Approximately 60 workers in six regions throughout T&T employed with the Unemployment Relief Programme (URP) have been sent home as Government seeks to restructure it. In a letter dated November 21 sent to the T&T Guardian yesterday, a monthly-paid worker who had been employed with the programme for more than six years received the termination letter from the Office of the Prime Minister on February 2. 

 

 

Devika Ramnath (not her real name) said she received the termination letter with little or no warning. She said although there were rumours of termination,  employees were given on official word as to who would be sent home and who would not. Ramnath is unsure of what she is going to do now since the URP job was her only source of employment and income.

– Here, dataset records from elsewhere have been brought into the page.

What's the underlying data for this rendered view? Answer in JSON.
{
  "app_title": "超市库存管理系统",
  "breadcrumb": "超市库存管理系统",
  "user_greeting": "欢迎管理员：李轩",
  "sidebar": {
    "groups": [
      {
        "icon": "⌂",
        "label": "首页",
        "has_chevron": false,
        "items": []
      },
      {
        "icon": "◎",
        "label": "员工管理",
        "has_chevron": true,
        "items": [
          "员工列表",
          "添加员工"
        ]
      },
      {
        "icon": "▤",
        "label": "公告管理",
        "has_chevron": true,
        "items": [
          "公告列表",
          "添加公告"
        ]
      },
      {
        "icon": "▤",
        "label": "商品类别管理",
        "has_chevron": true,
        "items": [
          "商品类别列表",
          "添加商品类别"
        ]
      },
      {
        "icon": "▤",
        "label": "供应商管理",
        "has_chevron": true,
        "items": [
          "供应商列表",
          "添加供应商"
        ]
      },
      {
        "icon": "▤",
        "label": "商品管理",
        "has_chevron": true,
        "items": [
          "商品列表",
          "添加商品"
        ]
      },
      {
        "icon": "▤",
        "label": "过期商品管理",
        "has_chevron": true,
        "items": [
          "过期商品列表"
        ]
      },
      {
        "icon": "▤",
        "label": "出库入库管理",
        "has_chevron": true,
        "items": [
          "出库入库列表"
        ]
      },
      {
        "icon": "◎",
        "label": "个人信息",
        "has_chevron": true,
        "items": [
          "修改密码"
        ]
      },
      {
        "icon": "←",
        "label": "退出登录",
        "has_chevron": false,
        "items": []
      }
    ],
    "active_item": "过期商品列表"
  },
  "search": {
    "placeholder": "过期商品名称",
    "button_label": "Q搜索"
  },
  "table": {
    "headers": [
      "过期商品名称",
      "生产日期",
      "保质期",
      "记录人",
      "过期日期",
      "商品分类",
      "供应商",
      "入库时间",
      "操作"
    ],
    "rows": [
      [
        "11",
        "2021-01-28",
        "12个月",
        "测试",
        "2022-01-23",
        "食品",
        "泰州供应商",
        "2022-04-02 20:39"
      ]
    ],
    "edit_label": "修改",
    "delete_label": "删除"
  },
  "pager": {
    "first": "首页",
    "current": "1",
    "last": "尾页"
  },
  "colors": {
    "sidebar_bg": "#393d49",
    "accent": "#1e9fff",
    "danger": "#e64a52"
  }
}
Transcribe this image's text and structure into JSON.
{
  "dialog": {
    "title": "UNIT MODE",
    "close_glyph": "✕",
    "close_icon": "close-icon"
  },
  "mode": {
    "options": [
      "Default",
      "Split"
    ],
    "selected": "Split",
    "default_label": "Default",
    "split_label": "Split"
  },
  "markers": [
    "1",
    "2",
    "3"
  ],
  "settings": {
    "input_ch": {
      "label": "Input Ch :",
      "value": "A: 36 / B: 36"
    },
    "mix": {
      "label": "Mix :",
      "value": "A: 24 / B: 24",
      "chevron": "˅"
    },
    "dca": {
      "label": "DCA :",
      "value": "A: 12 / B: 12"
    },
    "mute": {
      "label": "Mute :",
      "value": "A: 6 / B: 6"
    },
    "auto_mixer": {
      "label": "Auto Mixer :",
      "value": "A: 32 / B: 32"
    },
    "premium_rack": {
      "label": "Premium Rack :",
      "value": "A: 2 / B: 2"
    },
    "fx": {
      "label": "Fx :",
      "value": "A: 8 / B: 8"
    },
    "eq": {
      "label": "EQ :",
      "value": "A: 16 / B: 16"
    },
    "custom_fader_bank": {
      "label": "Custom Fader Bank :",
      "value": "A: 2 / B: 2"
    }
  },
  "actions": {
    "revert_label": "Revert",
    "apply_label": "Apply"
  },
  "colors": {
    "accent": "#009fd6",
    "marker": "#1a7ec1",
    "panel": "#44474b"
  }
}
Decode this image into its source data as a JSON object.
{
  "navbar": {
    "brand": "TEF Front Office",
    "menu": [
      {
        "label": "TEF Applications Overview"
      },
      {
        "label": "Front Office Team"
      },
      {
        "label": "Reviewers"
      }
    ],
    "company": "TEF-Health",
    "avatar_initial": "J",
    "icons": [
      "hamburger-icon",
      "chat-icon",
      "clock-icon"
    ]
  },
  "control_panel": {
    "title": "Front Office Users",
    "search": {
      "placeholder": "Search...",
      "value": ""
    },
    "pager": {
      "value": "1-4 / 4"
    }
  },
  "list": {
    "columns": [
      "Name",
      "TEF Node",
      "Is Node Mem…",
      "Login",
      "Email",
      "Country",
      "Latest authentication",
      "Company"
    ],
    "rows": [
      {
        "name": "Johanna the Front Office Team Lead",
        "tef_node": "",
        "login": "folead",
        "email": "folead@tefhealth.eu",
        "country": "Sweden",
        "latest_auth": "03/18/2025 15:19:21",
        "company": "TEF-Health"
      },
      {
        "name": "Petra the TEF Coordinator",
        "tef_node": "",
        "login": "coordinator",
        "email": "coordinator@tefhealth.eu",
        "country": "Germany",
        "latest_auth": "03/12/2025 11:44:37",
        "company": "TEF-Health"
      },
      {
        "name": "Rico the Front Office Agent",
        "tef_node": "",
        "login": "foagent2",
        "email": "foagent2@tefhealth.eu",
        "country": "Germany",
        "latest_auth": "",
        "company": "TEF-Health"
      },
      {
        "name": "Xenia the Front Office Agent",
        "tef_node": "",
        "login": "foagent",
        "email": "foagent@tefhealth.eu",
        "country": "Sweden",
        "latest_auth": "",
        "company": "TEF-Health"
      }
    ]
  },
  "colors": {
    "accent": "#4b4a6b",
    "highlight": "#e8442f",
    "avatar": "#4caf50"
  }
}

She worked as a monthly-paid clerical officer.

 

The letter read: “It is with deep regret that I inform you of the immediate termination of your appointment as Clerical Officer in the Unemployment Relief Programme (URP). This action is to facilitate the restructuring of the programme to ensure that it meets its original mandate as a social delivery service mechanism of providing short-term rotational employment for citizens who are currently without work.”

 

Local Government Minister Dr Suruj Rambachan said when, where, how did he say this? The restructuring began nine months ago and although his ministry only deals with the infrastructural aspect of it, Rambachan said URP was costing the State approximately $418 million ($398 million in Trinidad and $20 million in Tobago). “The Government has to get value for money,” Rambachan said. Some people employed with the programme, he said, often collected a salary but did not work. 

 

URP’s programme manager Thomas George said in a telephone interview with the T&T Guardian yesterday the termination exercise “weeded out” many people who “were not attending to their duties.” When asked why the letter was sent approximately two months after the date, George said it was felt it was not best to issue the letters in December. He said the former structure of the programme did not allow for the best people to enter into the programme. 

 

People employed in the agricultural section of it, he said, would not be terminated, since the Government intended to expand the agricultural unit. “People would be moved into the agricultural unit. URP is getting into agriculture and Food production would train people in developmental stages. We would recruit people into that,” he said. 

 

 

However, he added, “We cannot satisfy (the ministries) given the existing structure, given the personnel. All we served was Ministry of Local Government. Food Production needs a different type of person.” But Ramnath believes the terminations are politically motivated. She questioned why the Government sought to terminate the monthly-paid workers since they were not involved in ghost gangs  and had no direct access to people who were placed on work rosters. 

 

The 2013 budget statement presented by Finance Minister Larry Howai read, under the heading Restructuring of CEPEP and URP: “Mr Speaker, we are initiating the restructuring of the Community Enhancement and Protection of the Environment Programme (CEPEP) and the Unemployment Relief Programme (URP) with a focus on skills development as employees are transferred from those programmes to private sector activities. 

 

“I propose to provide companies with a training allowance to assist in skill development. I shall now encourage companies to engage employees of the CEPEP and URP programmes. “The National Productivity Council which was established in January 2012 would be assigned the responsibility for managing the transition of the CEPEP and URP employees to the private sector. “Already a pilot has been initiated where a number of employees from these programmes have been used in cocoa harvesting.”